Well, add a few piles of newspapers and that one day, will be me.

I am what can only be described as a hoarder.

Quite a tidy one to be fair and one that does, every so often, have a moment of madness and clear out a cupboard. But a hoarder no less.

I am famed among friends for my sentimental but nevertheless useful (for fancy dress parties) storage of clothes I may fit into once again, one day.

And for my heaving bookshelves that quite rival smaller branches of Waterstones in the volume and breadth of fiction on offer.

Meanwhile, my loft boasts copies of national newspapers from dates of key events in history.

And my study boasts copies of newspaper articles I have written, papers I’ve edited and others I have kept for no apparent reason.

I keep shoeboxes as they may be useful one day, long after the shoes have walked themselves out.

Ancient towels I never use. And those useful Gu jars...

You get the picture.

So in an attempt to shake my habits I am taking advice from Japanese clean up queen – Marie Kondo – with a philosophy on tidying that is simple.

If the item doesn’t bring you joy – get rid of it.

Don’t get a new box to put it in (my favourite trick, I love boxes) but throw it away if it doesn’t speak to your heart.
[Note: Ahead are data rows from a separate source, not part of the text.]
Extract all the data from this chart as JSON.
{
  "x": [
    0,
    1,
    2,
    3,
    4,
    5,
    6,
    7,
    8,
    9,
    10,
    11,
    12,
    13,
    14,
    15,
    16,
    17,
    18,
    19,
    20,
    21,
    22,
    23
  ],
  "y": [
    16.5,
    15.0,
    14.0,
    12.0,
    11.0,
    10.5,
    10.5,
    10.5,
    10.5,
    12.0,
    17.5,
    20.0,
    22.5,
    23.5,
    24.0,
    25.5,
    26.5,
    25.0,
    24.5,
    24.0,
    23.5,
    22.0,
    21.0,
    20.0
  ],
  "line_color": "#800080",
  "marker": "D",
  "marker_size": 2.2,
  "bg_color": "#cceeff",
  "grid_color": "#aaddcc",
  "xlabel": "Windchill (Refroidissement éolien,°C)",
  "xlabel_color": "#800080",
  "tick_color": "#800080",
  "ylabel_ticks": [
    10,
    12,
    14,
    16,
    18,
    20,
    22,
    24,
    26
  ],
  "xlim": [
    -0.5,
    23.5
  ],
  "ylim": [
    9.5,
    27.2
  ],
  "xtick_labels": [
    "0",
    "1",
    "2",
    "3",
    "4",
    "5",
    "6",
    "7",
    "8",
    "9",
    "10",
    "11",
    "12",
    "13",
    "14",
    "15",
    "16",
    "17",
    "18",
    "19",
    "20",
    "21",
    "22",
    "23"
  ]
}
Simple, eh.

In theory this works – why would you keep a top you hate wearing, a book you have never read?

No reason at all unless you have a little voice in you head reminding you might want to read the book and that the top was a gift from your best friend. (Marie calls this gift guilt.)

But it was from a best friend who gives me joy...

Mmm...maybe I’ll buy a nice new box.